Abruzzo-Erickson syndrome is an extremely rare condition characterized by cleft palate, coloboma, hypospadius, deafness, short stature, and radioulnar synostosis. Although the underlying cause of the condition is still being studied, it appears to result, at least in part, from mutations in the TBX22 gene. The condition is inherited in an X-linked recessive manner. Treatment is generally aimed at addressing the symptoms present in each individual.
What are the alternative names for Abruzzo-Erickson Syndrome?
- CHARGE like syndrome X-linked
What are the symptoms for Abruzzo-Erickson Syndrome?

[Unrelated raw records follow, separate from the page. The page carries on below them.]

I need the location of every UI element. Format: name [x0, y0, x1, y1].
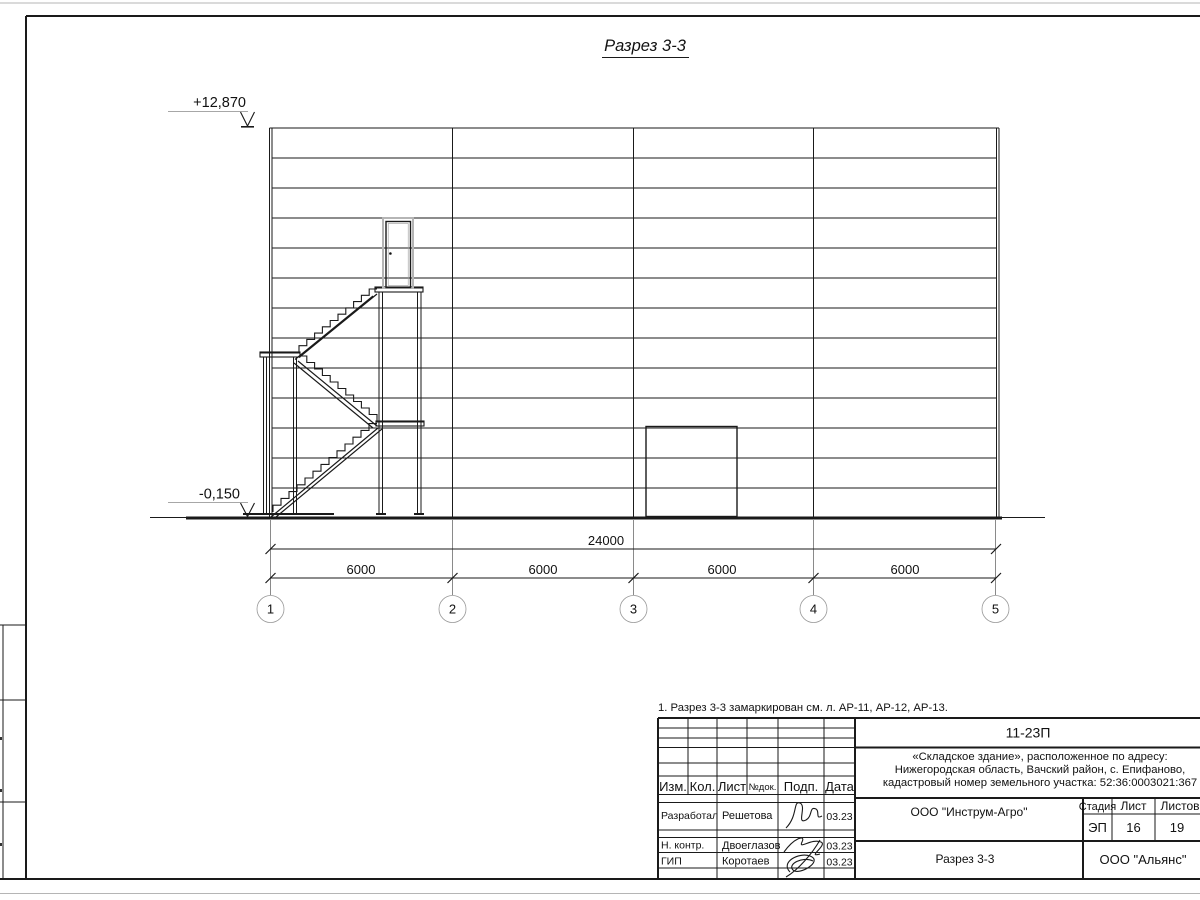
external-stair	[260, 287, 424, 517]
sheet-value: 16	[1126, 820, 1140, 835]
stair-flight-1-stringer	[271, 428, 382, 517]
dim-span-label: 6000	[891, 562, 920, 577]
col-podp: Подп.	[784, 779, 819, 794]
view-title-text: Разрез 3-3	[604, 37, 687, 55]
col-ndok: №док.	[749, 782, 777, 793]
stair-flight-3-stringer	[295, 294, 377, 360]
stair-flight-2-steps	[299, 356, 377, 421]
axis-label: 1	[267, 602, 274, 617]
signature-gip	[787, 855, 814, 872]
col-izm: Изм.	[659, 779, 687, 794]
company-name: ООО "Альянс"	[1100, 852, 1187, 867]
drawing-sheet: Разрез 3-3	[0, 0, 1200, 900]
sheet-label: Лист	[1120, 799, 1147, 813]
stage-value: ЭП	[1088, 820, 1107, 835]
gate-opening	[646, 427, 737, 517]
row-date: 03.23	[826, 857, 852, 869]
elevation-mark-top: +12,870	[168, 95, 255, 127]
stair-right-posts	[379, 292, 421, 514]
sheet-frame	[0, 16, 1200, 879]
object-address-line: Нижегородская область, Вачский район, с.…	[895, 764, 1186, 776]
door-handle	[389, 252, 392, 255]
object-address-line: кадастровый номер земельного участка: 52…	[883, 777, 1197, 789]
side-stamp-dividers	[0, 625, 26, 802]
side-stamp-text-fragment	[0, 737, 2, 740]
stair-flight-3-steps	[299, 289, 377, 352]
elevation-top-arrow-icon	[241, 112, 255, 126]
stair-flight-1-steps	[273, 424, 377, 512]
dim-span-label: 6000	[529, 562, 558, 577]
elevation-top-value: +12,870	[193, 95, 246, 111]
dim-total-label: 24000	[588, 533, 624, 548]
elevation-mark-bottom: -0,150	[168, 487, 255, 517]
grid-axis-bubbles: 1 2 3 4 5	[257, 596, 1009, 623]
dimensions: 24000 6000 6000 6000 6000 1 2 3 4 5	[257, 520, 1009, 623]
sheet-note: 1. Разрез 3-3 замаркирован см. л. АР-11,…	[658, 702, 948, 714]
side-stamp-text-fragment	[0, 843, 2, 846]
org-name: ООО "Инструм-Агро"	[911, 805, 1028, 819]
sheets-label: Листов	[1161, 799, 1200, 813]
stair-flight-2-stringer	[294, 361, 377, 428]
ground-line	[150, 514, 1045, 518]
sheets-value: 19	[1170, 820, 1184, 835]
axis-label: 5	[992, 602, 999, 617]
side-stamp-text-fragment	[0, 789, 2, 792]
stage-label: Стадия	[1079, 801, 1117, 813]
dim-span-label: 6000	[347, 562, 376, 577]
object-address-line: «Складское здание», расположенное по адр…	[912, 751, 1167, 763]
interior-grid-columns	[453, 128, 814, 517]
col-list: Лист	[718, 779, 746, 794]
side-stamp-strip	[0, 625, 26, 878]
view-title: Разрез 3-3	[602, 37, 689, 58]
row-name: Двоеглазов	[722, 840, 781, 852]
elevation-bottom-value: -0,150	[199, 487, 240, 503]
panel-joint-lines	[272, 158, 997, 488]
extension-lines	[271, 520, 996, 595]
stair-left-posts	[264, 357, 297, 514]
row-date: 03.23	[826, 811, 852, 823]
dim-span-label: 6000	[708, 562, 737, 577]
signature-razrabotal	[786, 803, 822, 828]
doc-number: 11-23П	[1006, 725, 1051, 741]
axis-label: 4	[810, 602, 817, 617]
sheet-title-cell: Разрез 3-3	[936, 852, 995, 866]
row-role: Н. контр.	[661, 840, 704, 852]
axis-label: 3	[630, 602, 637, 617]
row-date: 03.23	[826, 841, 852, 853]
row-name: Решетова	[722, 810, 773, 822]
row-role: ГИП	[661, 856, 682, 868]
row-role: Разработал	[661, 810, 718, 822]
col-data: Дата	[825, 779, 855, 794]
col-kol: Кол.	[690, 779, 716, 794]
title-block: Изм. Кол. Лист №док. Подп. Дата Разработ…	[658, 718, 1200, 878]
row-name: Коротаев	[722, 856, 770, 868]
title-block-column-lines	[688, 718, 824, 878]
axis-label: 2	[449, 602, 456, 617]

Abruzzo-Erickson syndrome is characterized by an opening in the roof of the mouth (cleft palate), a gap or split in the structures that make up the eye (ocular coloboma), abnormal location for the opening of the urethra on the penis (hypospadius), mixed conductive-sensorineural hearing loss, short stature, and an abnormal fusion of the bones of the forearm (radioulnar synostosis). Additional features may include:
- large and protruding ears
- wide spacing between the second and third fingers
- fingers that are angled outward toward the fifth finger (ulnar deviation)
- a slight difference in the size and shape of the right and left sides of the face (facial asymmetry)
- dental abnormalities
- congenital heart malformation (such as atrial septal defect)
These symptoms overlap with those seen in CHARGE syndrome, however, unlike those with CHARGE syndrome, individuals with Abruzzo-Erickson syndrome do not have intellectual disability, a narrowing or blockage of the nasal airway (choanal atresia) or underdevelopment of the genitals (genital hypoplasia).